Sometimes, it’s downright weird how people with widely divergent worldviews can come down in the same place.

But here I am, right beside A.J. Jacobs.

He’s the author of a best-selling book, The Know-It-All. I’ve been accused of knowing practically nothing.

He’s an editor-at-large for a hoity-toity men’s magazine, Esquire. I’m the editor of a Baptist newspaper 99.9999999 percent of the readers of Esquire never heard of.

He’s an agnostic. I’m a Baptist minister.

But Jacobs and I agree that, of all the kinds of prayer, thanksgiving is the—well, I don’t know if he’d use this word, but I’m guessing it’s close—most fulfilling.

Jacobs just came out with another book, The Year of Living Biblically: One Man’s Humble Quest to Follow the Bible as Literally as Possible. Haven’t read it, yet, but The Christian Century carried excerpts.

He spent a year trying to do literally everything the Bible says. Ironically, his entry on stoning is both hilarious and poignant.

When he started working on prayer, a Lutheran minister explained the four types of prayer with the ACTS acrostic—Adoration, Confession, Thanksgiving and Supplication.

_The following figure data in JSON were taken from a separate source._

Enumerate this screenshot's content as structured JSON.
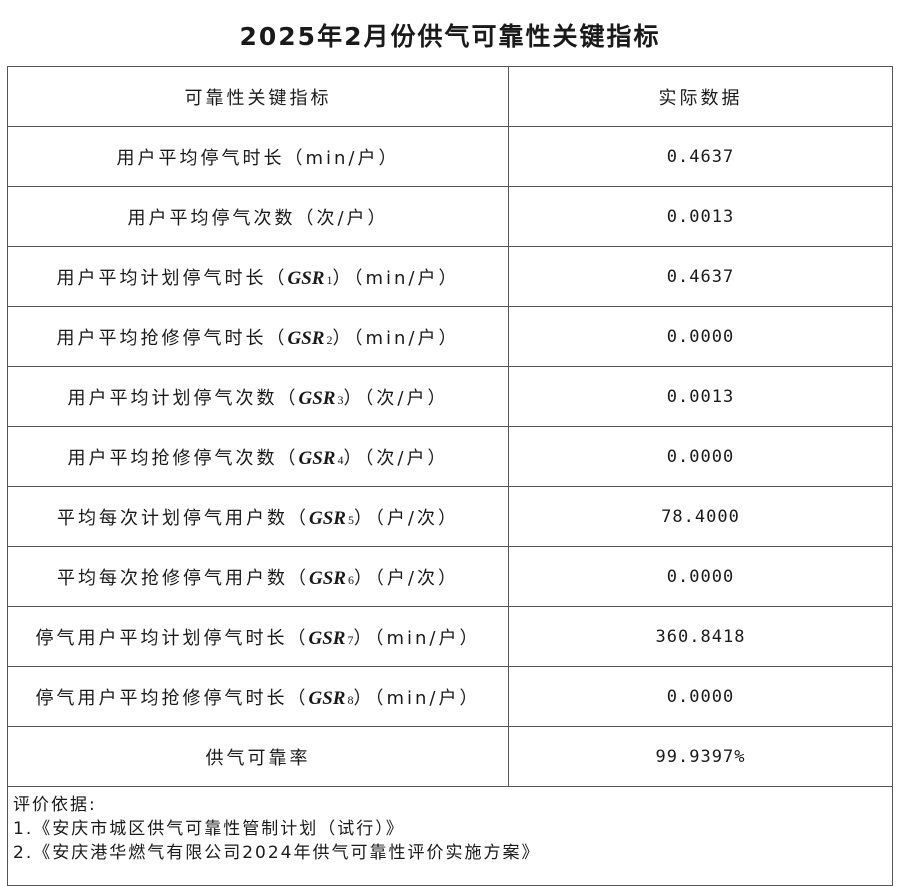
{
  "title": "2025年2月份供气可靠性关键指标",
  "header": {
    "col1": "可靠性关键指标",
    "col2": "实际数据"
  },
  "rows": [
    {
      "pre": "用户平均停气时长（min/户）",
      "code": "",
      "sub": "",
      "post": "",
      "value": "0.4637"
    },
    {
      "pre": "用户平均停气次数（次/户）",
      "code": "",
      "sub": "",
      "post": "",
      "value": "0.0013"
    },
    {
      "pre": "用户平均计划停气时长（",
      "code": "GSR",
      "sub": "1",
      "post": "）（min/户）",
      "value": "0.4637"
    },
    {
      "pre": "用户平均抢修停气时长（",
      "code": "GSR",
      "sub": "2",
      "post": "）（min/户）",
      "value": "0.0000"
    },
    {
      "pre": "用户平均计划停气次数（",
      "code": "GSR",
      "sub": "3",
      "post": "）（次/户）",
      "value": "0.0013"
    },
    {
      "pre": "用户平均抢修停气次数（",
      "code": "GSR",
      "sub": "4",
      "post": "）（次/户）",
      "value": "0.0000"
    },
    {
      "pre": "平均每次计划停气用户数（",
      "code": "GSR",
      "sub": "5",
      "post": "）（户/次）",
      "value": "78.4000"
    },
    {
      "pre": "平均每次抢修停气用户数（",
      "code": "GSR",
      "sub": "6",
      "post": "）（户/次）",
      "value": "0.0000"
    },
    {
      "pre": "停气用户平均计划停气时长（",
      "code": "GSR",
      "sub": "7",
      "post": "）（min/户）",
      "value": "360.8418"
    },
    {
      "pre": "停气用户平均抢修停气时长（",
      "code": "GSR",
      "sub": "8",
      "post": "）（min/户）",
      "value": "0.0000"
    },
    {
      "pre": "供气可靠率",
      "code": "",
      "sub": "",
      "post": "",
      "value": "99.9397%"
    }
  ],
  "footer": {
    "heading": "评价依据:",
    "items": [
      "1.《安庆市城区供气可靠性管制计划（试行）》",
      "2.《安庆港华燃气有限公司2024年供气可靠性评价实施方案》"
    ]
  }
}
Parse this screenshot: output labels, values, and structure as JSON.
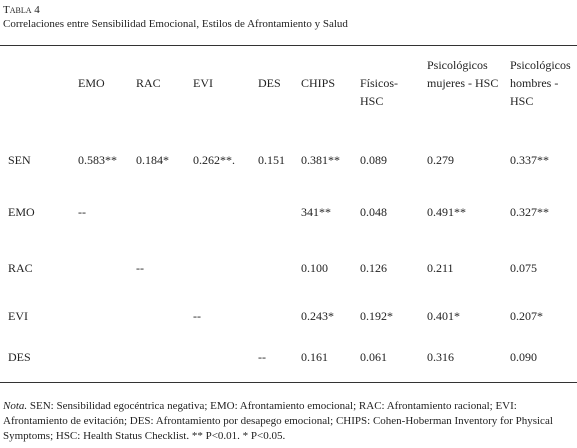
{
  "label": "Tabla 4",
  "title": "Correlaciones entre Sensibilidad Emocional, Estilos de Afrontamiento y Salud",
  "table": {
    "headers": [
      "EMO",
      "RAC",
      "EVI",
      "DES",
      "CHIPS",
      "Físicos-HSC",
      "Psicológicos mujeres - HSC",
      "Psicológicos hombres - HSC"
    ],
    "rows": [
      {
        "label": "SEN",
        "cells": [
          "0.583**",
          "0.184*",
          "0.262**.",
          "0.151",
          "0.381**",
          "0.089",
          "0.279",
          "0.337**"
        ]
      },
      {
        "label": "EMO",
        "cells": [
          "--",
          null,
          null,
          null,
          "341**",
          "0.048",
          "0.491**",
          "0.327**"
        ]
      },
      {
        "label": "RAC",
        "cells": [
          null,
          "--",
          null,
          null,
          "0.100",
          "0.126",
          "0.211",
          "0.075"
        ]
      },
      {
        "label": "EVI",
        "cells": [
          null,
          null,
          "--",
          null,
          "0.243*",
          "0.192*",
          "0.401*",
          "0.207*"
        ]
      },
      {
        "label": "DES",
        "cells": [
          null,
          null,
          null,
          "--",
          "0.161",
          "0.061",
          "0.316",
          "0.090"
        ]
      }
    ]
  },
  "note": {
    "label": "Nota.",
    "text": "SEN: Sensibilidad egocéntrica negativa; EMO: Afrontamiento emocional; RAC: Afrontamiento racional; EVI: Afrontamiento de evitación; DES: Afrontamiento por desapego emocional; CHIPS: Cohen-Hoberman Inventory for Physical Symptoms; HSC: Health Status Checklist. ** P<0.01. * P<0.05."
  }
}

“Right now, the one that’s working for me best is T, thanksgiving,” Jacobs writes. “The prayers … remind me that the food didn’t spontaneously generate in my fridge. They make me feel more connected, more grateful, more grounded, more aware of my place. … And they remind me that I’m lucky to have food at all. Basically, they help me get outside of my self-obsessed cranium.”

I don’t know if Jacobs would take this as a compliment or not, but let me say one thing: “Amen.”

Actually, I like the ACTS acrostic and use it often during my morning prayer time. It provides discipline and structure for my talk with God. Because of my limited imagination, adoration often sounds like a broken record. Because of my persistent sinful condition, confession also sounds mighty repetitious. And because I fall in awe of God’s infinite wisdom and power, my supplication often seems presumptuous. But because of God’s great generosity, thanksiving is easy, fun and uplifting.

Even when I don’t particularly care for how parts of my life are going, this world is full of so many wonderful things that the list of blessings for which I am (or should be) grateful is the closest I can imagine to infinity.

Just as a parent takes delight in grateful children, I’m sure our prayers of thanksgiving please God, who deserves gratitude for “every good and perfect gift.”

But I imagine what pleases God the most about our prayers of gratitude is how they reorient our spirits and set our hearts aright.